(Reuters) – The former top corporate lawyer at Apple Inc was criminally indicted by the U.S. Department of Justice Wednesday with insider trading ahead of six of the iPhone maker’s quarterly earnings announcements.
Authorities said Gene Levoff abused his position as secretary-general, head of the corporate law and co-chairman of a committee that a revised draft copies of Apple’s financial results for the trade of illegal, between 2011 and 2016.
The prosecutors said Levoff, 45, San Carlos, California, generated $604,000 in illegal profits, including loss of profits and avoided losses before Apple ended his years of work in September.
Levoff faces one count of securities fraud, carrying a maximum of 20 years in prison and $5 million fine. He is expected to appear on Feb. 20 in a federal district court in Newark, New Jersey.

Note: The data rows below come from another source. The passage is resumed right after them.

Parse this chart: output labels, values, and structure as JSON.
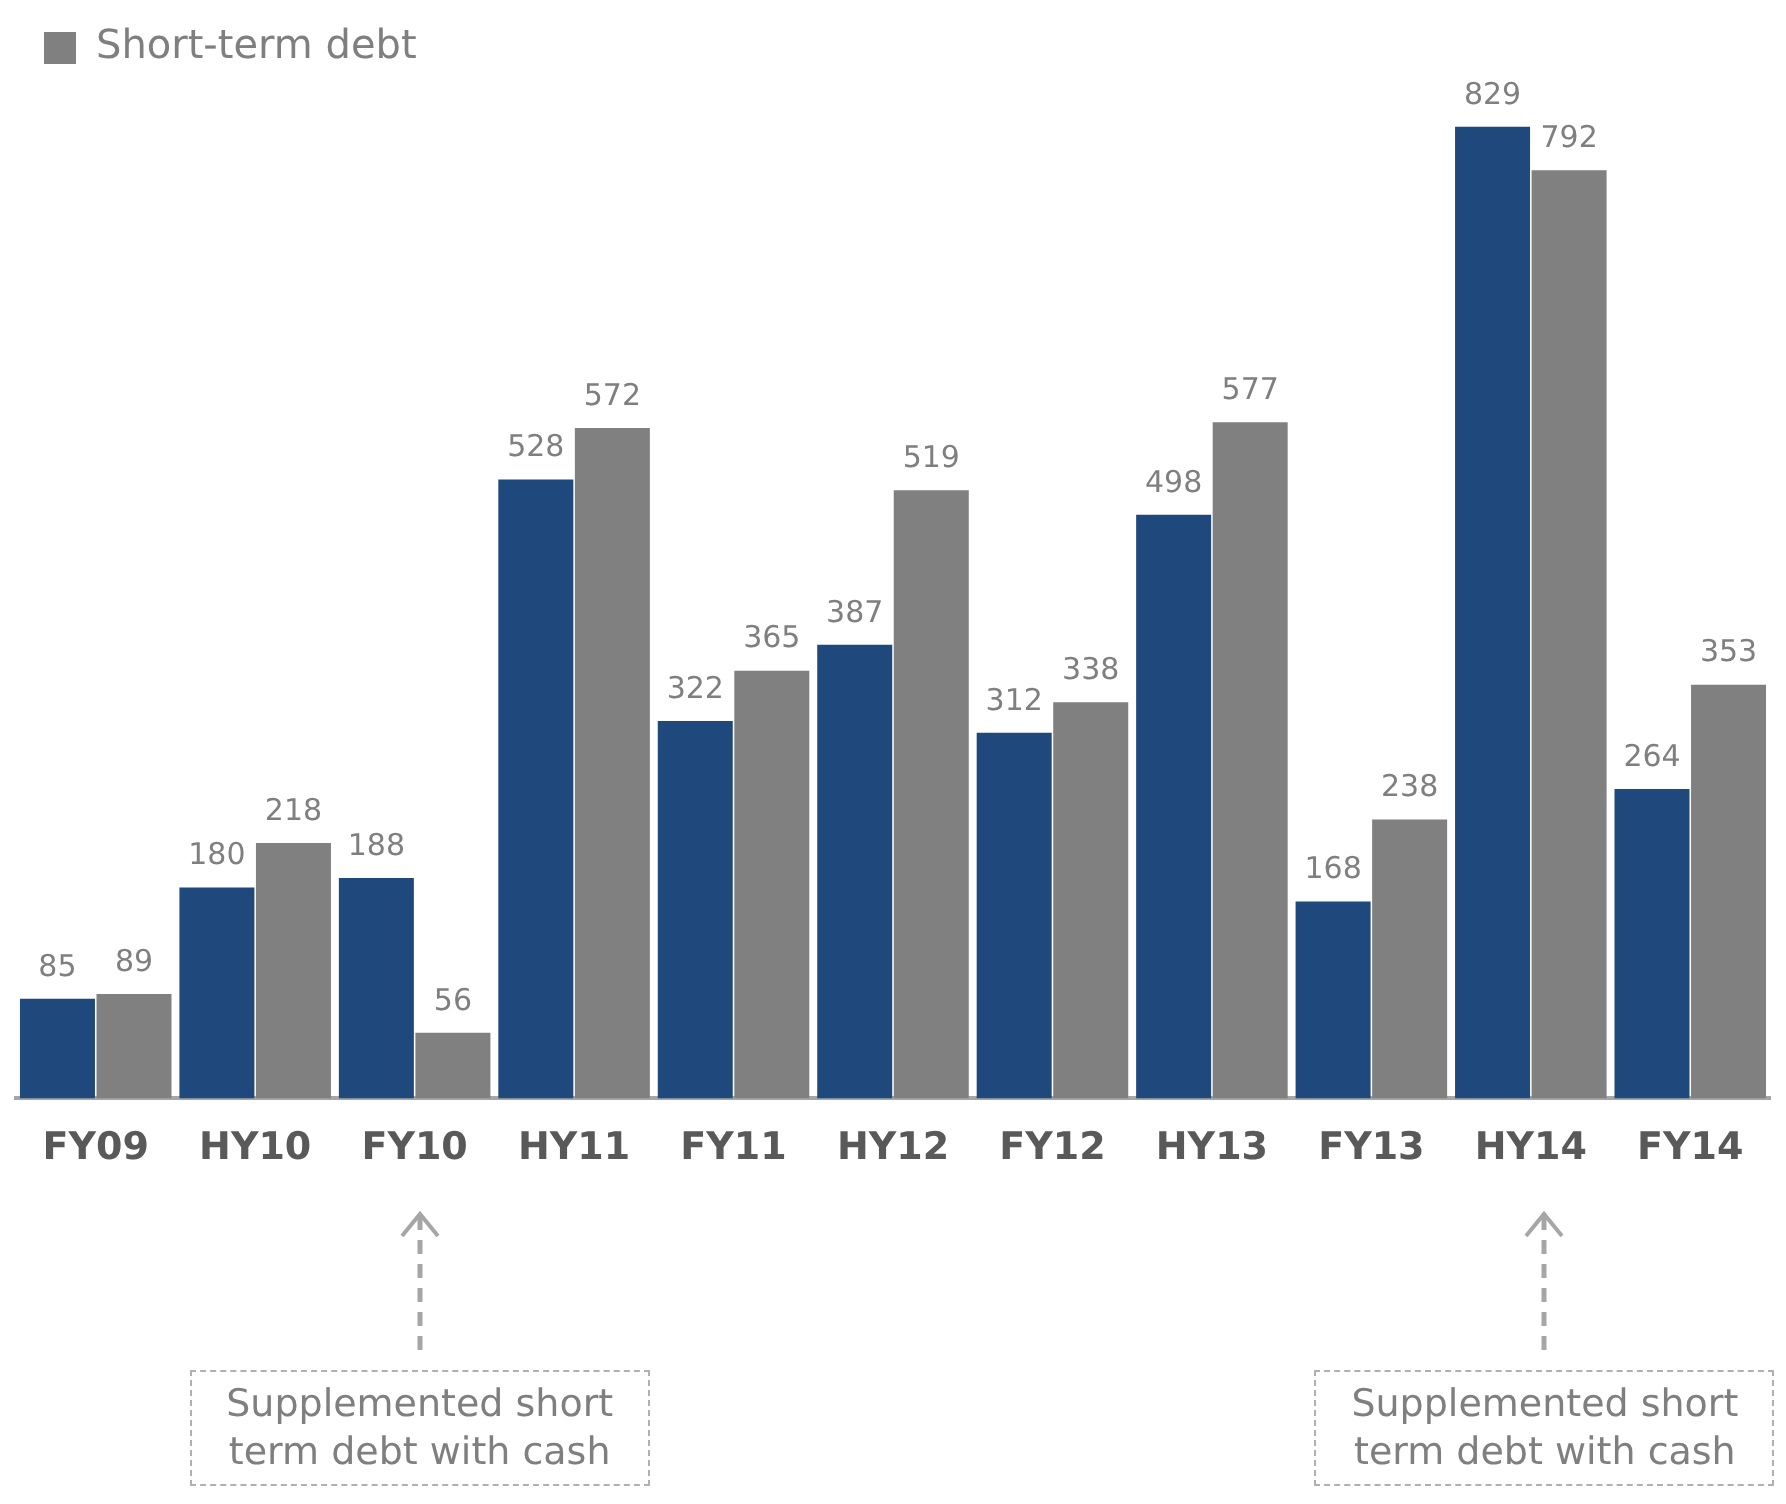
{
  "chart_data": {
    "type": "bar",
    "categories": [
      "FY09",
      "HY10",
      "FY10",
      "HY11",
      "FY11",
      "HY12",
      "FY12",
      "HY13",
      "FY13",
      "HY14",
      "FY14"
    ],
    "series": [
      {
        "color": "#1f497d",
        "values": [
          85,
          180,
          188,
          528,
          322,
          387,
          312,
          498,
          168,
          829,
          264
        ]
      },
      {
        "name": "Short-term debt",
        "color": "#808080",
        "values": [
          89,
          218,
          56,
          572,
          365,
          519,
          338,
          577,
          238,
          792,
          353
        ]
      }
    ],
    "data_labels": true,
    "legend": "top left",
    "grid": false,
    "annotations": [
      "Supplemented short term debt with cash",
      "Supplemented short term debt with cash"
    ]
  }
}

The U.S. Securities and Exchange Commission filed related civil charges in the case, one of the rare cases of a senior lawyer at a large AMERICAN company is involved in a crime.
“Levoff’s alleged exploitation of its access to Apple’s financial information was particularly egregious given his responsibility for the execution of the company’s insider trading compliance policy,” Antonia Chion, associate director of the SEC enforcement division, said in a statement.
Kevin Marino, a lawyer for Levoff, he said, was the review of the allegations and looked forward to defending his client.
“Gene Levoff was a highly regarded Apple executive for many years, and have never before been accused of misconduct,” Marino said in an e-mail.
Apple has not immediately responded to requests for comment.
Authorities said Levoff reported to Apple’s general counsel and corporate officer of each significant subsidiary of the Cupertino, California-based company.
As co-chair of the Apple disclosure committee, Levoff helped Chief Executive Officer Tim Cook and his predecessor, Steve Jobs, ensuring the timeliness, accuracy and proper oversight of the company’s disclosures, including financial results, according to the authorities.
Despite this, the public prosecutor said Levoff bought and sold more than $14 million of Apple stock, including $10 million in July 2015, only, after the design of the gain materials, but before the results became public.
Authorities said Levoff knew or should have known that he was breaking the law, citing a February 2011 email in which he warned employees, in capital letters, not to act on the basis of material, non-public information.
The charges against Levoff were filed in New Jersey, where authorities said servers were located for companies that treated Levoff the illegal trade.
The cases are in the united states of america. Levoff, the U. S. District Court, District of New Jersey, No. 19-may-03507; and SEC v. Levoff in the same court, No. 19-05536.